Der schwer kranke Patient

Über die Rettung der Nordsee konferieren seit gestern die Anrainerstaaten im schwedischen Göteborg. Schöne Beschlüsse sind möglicherweise zu erwarten, umgesetzt wurden sie bislang aber stets unzureichend

Sie treffen sich zum sechsten Mal, die VertreterInnen der Anrainerstaaten und der EU-Kommission, und die Schwierigkeiten sind nicht geringer geworden. Überfischung und Überdüngung, giftige und ölige Einleitungen von Fabriken und Schiffen – keines der Probleme, die die Nordsee bedrohen, ist bislang gelöst worden.

Die Internationale Nordseekonferenz (INK) im schwedischen Göteborg berät seit gestern vor allem über zwei Themen. Die bedrohten Fischbestände im atlantischen Randmeer sollen besser geschützt und chemische Emissionen verringert werden. Konkrete Ergebnisse sollen heute Nachmittag bekannt gegeben werden.

Umweltschutzverbände warnen allerdings vor übertriebenem Optimismus. „Um die Zukunft der Nordsee ist es schlecht bestellt“, befindet Stefan Lutter, Meeresexperte des World Wide Fund for Nature (WWF).

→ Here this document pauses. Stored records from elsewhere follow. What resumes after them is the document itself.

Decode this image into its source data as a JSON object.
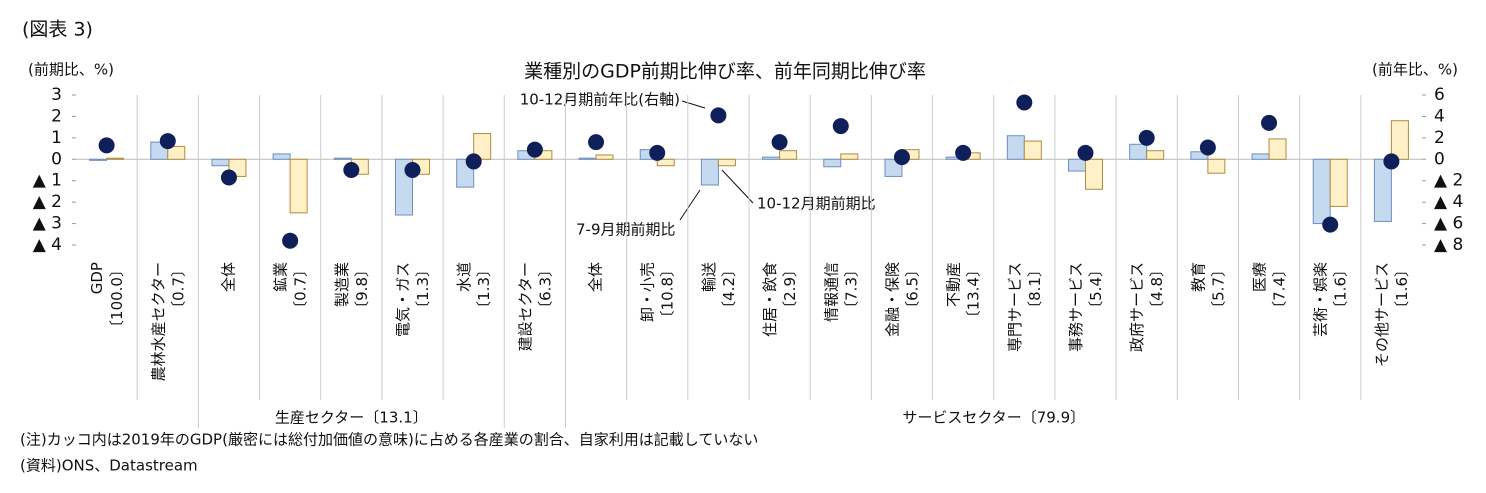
{
  "chart_data": {
    "type": "bar",
    "figure_label": "(図表 3)",
    "title": "業種別のGDP前期比伸び率、前年同期比伸び率",
    "y_label": "(前期比、%)",
    "y2_label": "(前年比、%)",
    "categories": [
      "GDP",
      "農林水産セクター",
      "全体",
      "鉱業",
      "製造業",
      "電気・ガス",
      "水道",
      "建設セクター",
      "全体",
      "卸・小売",
      "輸送",
      "住居・飲食",
      "情報通信",
      "金融・保険",
      "不動産",
      "専門サービス",
      "事務サービス",
      "政府サービス",
      "教育",
      "医療",
      "芸術・娯楽",
      "その他サービス"
    ],
    "weights": [
      "〔100.0〕",
      "〔0.7〕",
      null,
      "〔0.7〕",
      "〔9.8〕",
      "〔1.3〕",
      "〔1.3〕",
      "〔6.3〕",
      null,
      "〔10.8〕",
      "〔4.2〕",
      "〔2.9〕",
      "〔7.3〕",
      "〔6.5〕",
      "〔13.4〕",
      "〔8.1〕",
      "〔5.4〕",
      "〔4.8〕",
      "〔5.7〕",
      "〔7.4〕",
      "〔1.6〕",
      "〔1.6〕"
    ],
    "groups": [
      {
        "label": "生産セクター〔13.1〕",
        "from": 2,
        "to": 6
      },
      {
        "label": "サービスセクター〔79.9〕",
        "from": 8,
        "to": 21
      }
    ],
    "series": [
      {
        "name": "7-9月期前期比",
        "color": "#c5d9ef",
        "values": [
          -0.05,
          0.8,
          -0.3,
          0.25,
          0.05,
          -2.6,
          -1.3,
          0.4,
          0.05,
          0.45,
          -1.2,
          0.1,
          -0.35,
          -0.8,
          0.1,
          1.1,
          -0.55,
          0.7,
          0.35,
          0.25,
          -3.0,
          -2.9
        ]
      },
      {
        "name": "10-12月期前期比",
        "color": "#fff0c8",
        "values": [
          0.05,
          0.6,
          -0.8,
          -2.5,
          -0.7,
          -0.7,
          1.2,
          0.4,
          0.2,
          -0.3,
          -0.3,
          0.4,
          0.25,
          0.45,
          0.3,
          0.85,
          -1.4,
          0.4,
          -0.65,
          0.95,
          -2.2,
          1.8
        ]
      },
      {
        "name": "10-12月期前年比(右軸)",
        "color": "#0f1f5a",
        "axis": "y2",
        "values": [
          1.3,
          1.7,
          -1.7,
          -7.6,
          -1.0,
          -1.0,
          -0.2,
          0.9,
          1.6,
          0.6,
          4.1,
          1.6,
          3.1,
          0.2,
          0.6,
          5.3,
          0.6,
          2.0,
          1.1,
          3.4,
          -6.1,
          -0.2
        ]
      }
    ],
    "ylim": [
      -4,
      3
    ],
    "yticks": [
      3,
      2,
      1,
      0,
      {
        "value": -1,
        "label": "▲ 1"
      },
      {
        "value": -2,
        "label": "▲ 2"
      },
      {
        "value": -3,
        "label": "▲ 3"
      },
      {
        "value": -4,
        "label": "▲ 4"
      }
    ],
    "y2lim": [
      -8,
      6
    ],
    "y2ticks": [
      6,
      4,
      2,
      0,
      {
        "value": -2,
        "label": "▲ 2"
      },
      {
        "value": -4,
        "label": "▲ 4"
      },
      {
        "value": -6,
        "label": "▲ 6"
      },
      {
        "value": -8,
        "label": "▲ 8"
      }
    ],
    "notes": [
      "(注)カッコ内は2019年のGDP(厳密には総付加価値の意味)に占める各産業の割合、自家利用は記載していない",
      "(資料)ONS、Datastream"
    ]
  }
}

Zwar räumt er ein, dass die 1984 ins Leben gerufene Nordseekonferenz „wegweisende Beschlüsse gefasst“ habe, nur sei „leider wenig davon umgesetzt worden“.

So hat die INK vor vier Jahren im norwegischen Bergen einen „Rettungsplan“ für Schweinswale beschlossen. Der kleinste aller Wale ist akut vom Aussterben bedroht, weil jährlich bis zu 10.000 der delphinähnlichen kleinen Tümmler in den Schleppnetzen der Fischereiflotten ertrinken. Dieser „Beifang“ müsse kurzfristig „auf ein Viertel reduziert werden“, verlangte die INK.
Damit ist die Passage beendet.